How to best protect your 'accidental millionaire' clients

Why tax time is the ideal moment to ensure financial plans are up-to-date

How to best protect your 'accidental millionaire' clients

If you have clients who have had a financial windfall, tax preparation time is a great time to talk about what that means for their financial picture – and what adjustments might be required.

“You have to have a full conversation, so everybody knows what’s going on and what the money is good for,” Janine Guenther, President of the Vancouver-based Dixon Mitchell Investment Counsel, told Wealth Professional. “Once you know the money’s purpose, then you can make a plan for it.”

Even then, though, she cautioned that the conversation should look at both sides of the balance sheet – not just the increased income, but the client’s expenses.

“We have a lot of accidental millionaires in Canada because they’ve sold the property that they’ve lived in for the last 25 years and are moving to a smaller residence or a loved one has passed away,” she said, noting that some clients are also making money from selling businesses.

“So, you really have to look at their personal circumstances and figure out if it makes sense to pay off some of the debt, like a mortgage, and then ensure that all of their RRSPs and Tax-free Savings Accounts are topped up, and the money in a non-registered portfolio is set up so that it’s most tax advantageous to them,” she said.

Guenther said it’s important to have a good balance between dividend income and capital gains, particularly now that we’re in the highest inflation environment in 40 years. More money should be allocated to equities for some inflation protection rather than putting it in fixed income or bonds, which provide less interest and could create a capital loss in that part of their portfolios.

“It really does make sense to figure out if your clients need income from this portfolio or they just need it to grow,” she said. “That will help you to develop an asset allocation that either is giving your clients tax advantaged income like dividends, or they need to be more skewed toward capital gains.”

Guenther advised advisors to ensure that clients who are reaching the end of their lives should be “as close to zero as possible when they die” to minimize taxes in the year they die, since it’s assumed then that they’ve disposed of all of their property, triggering be a large capital gains tax.
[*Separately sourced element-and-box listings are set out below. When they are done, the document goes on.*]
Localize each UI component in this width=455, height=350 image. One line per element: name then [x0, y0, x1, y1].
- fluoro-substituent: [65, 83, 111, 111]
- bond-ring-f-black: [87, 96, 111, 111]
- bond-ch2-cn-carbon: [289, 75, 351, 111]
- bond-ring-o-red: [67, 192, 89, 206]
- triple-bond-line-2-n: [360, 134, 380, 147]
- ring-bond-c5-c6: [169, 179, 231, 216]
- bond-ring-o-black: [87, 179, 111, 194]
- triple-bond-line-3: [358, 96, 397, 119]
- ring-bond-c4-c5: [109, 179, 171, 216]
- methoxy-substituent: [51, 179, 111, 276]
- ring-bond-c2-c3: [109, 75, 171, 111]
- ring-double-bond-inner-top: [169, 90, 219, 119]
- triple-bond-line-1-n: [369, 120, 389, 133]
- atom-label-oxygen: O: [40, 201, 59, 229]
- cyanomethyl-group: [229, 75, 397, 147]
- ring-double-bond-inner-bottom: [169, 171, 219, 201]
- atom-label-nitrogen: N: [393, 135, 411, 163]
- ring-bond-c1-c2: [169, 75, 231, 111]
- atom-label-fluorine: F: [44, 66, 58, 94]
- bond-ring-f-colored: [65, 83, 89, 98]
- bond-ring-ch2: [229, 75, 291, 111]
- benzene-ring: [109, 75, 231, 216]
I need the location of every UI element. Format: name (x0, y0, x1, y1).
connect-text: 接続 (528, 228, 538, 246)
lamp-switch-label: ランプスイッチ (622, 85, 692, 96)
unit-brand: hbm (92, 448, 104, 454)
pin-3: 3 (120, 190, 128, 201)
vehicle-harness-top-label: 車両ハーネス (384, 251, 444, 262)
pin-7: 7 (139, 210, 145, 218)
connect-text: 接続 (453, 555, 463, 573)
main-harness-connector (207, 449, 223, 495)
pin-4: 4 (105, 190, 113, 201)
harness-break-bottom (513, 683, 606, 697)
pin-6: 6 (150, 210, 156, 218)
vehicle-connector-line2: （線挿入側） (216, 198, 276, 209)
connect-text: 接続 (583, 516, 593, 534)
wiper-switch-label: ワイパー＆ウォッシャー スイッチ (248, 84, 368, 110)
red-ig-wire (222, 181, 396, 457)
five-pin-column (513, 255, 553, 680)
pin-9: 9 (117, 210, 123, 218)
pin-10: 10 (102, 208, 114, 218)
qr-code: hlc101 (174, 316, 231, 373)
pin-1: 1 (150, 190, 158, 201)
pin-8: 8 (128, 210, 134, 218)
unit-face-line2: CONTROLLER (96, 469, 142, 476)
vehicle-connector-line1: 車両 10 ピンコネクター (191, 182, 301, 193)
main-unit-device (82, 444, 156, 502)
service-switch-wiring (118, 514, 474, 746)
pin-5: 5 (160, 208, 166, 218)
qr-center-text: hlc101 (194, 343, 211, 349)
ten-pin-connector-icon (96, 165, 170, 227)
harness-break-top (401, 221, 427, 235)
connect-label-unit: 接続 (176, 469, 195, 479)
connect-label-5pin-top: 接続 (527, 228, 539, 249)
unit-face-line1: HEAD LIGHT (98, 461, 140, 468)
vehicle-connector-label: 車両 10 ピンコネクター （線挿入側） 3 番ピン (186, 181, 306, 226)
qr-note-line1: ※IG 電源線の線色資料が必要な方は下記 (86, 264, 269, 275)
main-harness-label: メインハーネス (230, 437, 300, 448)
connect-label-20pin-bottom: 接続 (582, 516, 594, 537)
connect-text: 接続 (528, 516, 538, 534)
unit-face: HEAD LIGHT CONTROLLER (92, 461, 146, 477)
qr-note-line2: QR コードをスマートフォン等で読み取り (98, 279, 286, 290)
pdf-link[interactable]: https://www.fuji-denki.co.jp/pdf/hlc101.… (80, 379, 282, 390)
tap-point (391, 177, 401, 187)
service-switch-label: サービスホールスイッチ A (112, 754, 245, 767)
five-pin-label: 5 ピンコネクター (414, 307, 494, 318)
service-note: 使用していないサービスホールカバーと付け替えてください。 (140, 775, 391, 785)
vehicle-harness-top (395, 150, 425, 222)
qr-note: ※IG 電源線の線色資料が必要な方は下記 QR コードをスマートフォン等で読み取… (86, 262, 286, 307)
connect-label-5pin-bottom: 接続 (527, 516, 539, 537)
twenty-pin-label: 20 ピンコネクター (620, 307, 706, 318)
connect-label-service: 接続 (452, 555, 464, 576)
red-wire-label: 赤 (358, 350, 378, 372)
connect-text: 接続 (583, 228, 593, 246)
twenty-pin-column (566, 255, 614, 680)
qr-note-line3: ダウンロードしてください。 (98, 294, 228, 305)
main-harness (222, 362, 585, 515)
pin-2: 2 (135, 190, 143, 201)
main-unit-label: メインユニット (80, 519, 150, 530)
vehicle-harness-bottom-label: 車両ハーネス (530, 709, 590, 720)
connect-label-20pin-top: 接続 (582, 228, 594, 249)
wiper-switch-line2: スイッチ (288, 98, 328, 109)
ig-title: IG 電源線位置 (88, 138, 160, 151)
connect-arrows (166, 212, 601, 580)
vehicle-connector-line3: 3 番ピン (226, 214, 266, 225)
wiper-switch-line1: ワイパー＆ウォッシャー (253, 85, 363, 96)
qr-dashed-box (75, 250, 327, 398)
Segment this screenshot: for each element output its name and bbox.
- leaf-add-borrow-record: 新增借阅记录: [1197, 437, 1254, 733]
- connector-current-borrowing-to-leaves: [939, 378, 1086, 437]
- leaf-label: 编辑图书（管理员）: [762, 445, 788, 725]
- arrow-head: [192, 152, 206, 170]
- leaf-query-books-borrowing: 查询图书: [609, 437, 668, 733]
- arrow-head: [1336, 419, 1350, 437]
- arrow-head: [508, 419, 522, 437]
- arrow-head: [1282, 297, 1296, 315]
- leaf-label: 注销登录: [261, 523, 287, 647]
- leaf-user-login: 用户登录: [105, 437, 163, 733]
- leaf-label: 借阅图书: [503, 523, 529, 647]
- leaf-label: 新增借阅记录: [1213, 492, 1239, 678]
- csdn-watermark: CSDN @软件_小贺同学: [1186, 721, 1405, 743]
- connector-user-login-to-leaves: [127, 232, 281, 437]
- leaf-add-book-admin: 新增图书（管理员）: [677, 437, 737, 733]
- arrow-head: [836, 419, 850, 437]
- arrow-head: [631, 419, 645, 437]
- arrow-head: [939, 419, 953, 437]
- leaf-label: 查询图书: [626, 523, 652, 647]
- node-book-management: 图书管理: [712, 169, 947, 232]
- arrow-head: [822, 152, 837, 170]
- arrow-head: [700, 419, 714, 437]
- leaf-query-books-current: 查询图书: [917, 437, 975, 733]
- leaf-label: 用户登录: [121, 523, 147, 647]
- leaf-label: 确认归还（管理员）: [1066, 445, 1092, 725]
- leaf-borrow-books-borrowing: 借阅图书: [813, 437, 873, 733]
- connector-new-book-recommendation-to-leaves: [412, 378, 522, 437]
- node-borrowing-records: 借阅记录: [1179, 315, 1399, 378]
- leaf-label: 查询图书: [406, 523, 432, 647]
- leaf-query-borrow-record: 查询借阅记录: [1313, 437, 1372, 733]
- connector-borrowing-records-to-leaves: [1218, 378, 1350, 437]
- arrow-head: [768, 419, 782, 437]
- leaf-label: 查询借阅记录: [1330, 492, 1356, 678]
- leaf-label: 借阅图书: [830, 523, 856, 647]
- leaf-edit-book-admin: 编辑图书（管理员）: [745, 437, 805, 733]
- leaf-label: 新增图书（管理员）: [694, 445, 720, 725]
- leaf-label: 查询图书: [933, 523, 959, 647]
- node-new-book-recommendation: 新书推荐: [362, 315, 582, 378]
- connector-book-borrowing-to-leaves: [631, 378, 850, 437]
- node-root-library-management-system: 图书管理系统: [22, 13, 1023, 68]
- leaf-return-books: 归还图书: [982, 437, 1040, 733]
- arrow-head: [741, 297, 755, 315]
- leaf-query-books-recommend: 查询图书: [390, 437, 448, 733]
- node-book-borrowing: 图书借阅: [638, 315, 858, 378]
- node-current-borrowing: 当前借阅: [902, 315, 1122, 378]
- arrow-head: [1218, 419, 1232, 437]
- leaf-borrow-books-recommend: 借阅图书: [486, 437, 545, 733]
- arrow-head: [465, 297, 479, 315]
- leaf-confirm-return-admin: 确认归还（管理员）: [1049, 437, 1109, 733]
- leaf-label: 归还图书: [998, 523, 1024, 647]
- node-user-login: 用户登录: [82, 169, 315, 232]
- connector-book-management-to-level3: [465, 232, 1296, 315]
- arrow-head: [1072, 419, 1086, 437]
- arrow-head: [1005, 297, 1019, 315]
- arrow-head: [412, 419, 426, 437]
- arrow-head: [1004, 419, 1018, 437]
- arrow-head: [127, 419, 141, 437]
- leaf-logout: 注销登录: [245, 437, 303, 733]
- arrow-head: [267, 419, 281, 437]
“If you think they’re going to make it to 100, well, over those last five years of their lives, they should be selling their portfolios and gifting that money to whomever they’re planning to give it to anyway, so your clients can make an impact for them while they’re alive and also keep their taxes down to a dull roar in the year they die,” she said.

Guenther said the federal government is also looking for ways to increase its revenue. Its most recent budget stated that property, such as a principal residence, held for less than 12 months will be taxed as business income. It’s also asked the banks and financial institutions to disclose what’s in RRSPs and RRIFs, and what they’re worth at the end of the year. It may also look at the tax structure for intergenerational wealthy transfer, so it earns more from that.

Guenther suggested that advisors not only need to keep up with all these changes, but bring together the client’s powerhouse to address them. She encouraged them to work with a client’s accountant, lawyer, and insurer, and take time to figure out the client’s best financial plan.

“There’s nothing wrong with them taking some extra time to really think about what they want this money to do for them. Do they need it for extra income? Do they want it to set their kids up for the future?” she asked. “It might mean a slower rollout of what they’re going to do, but it might end up being a lot smoother than rushing.”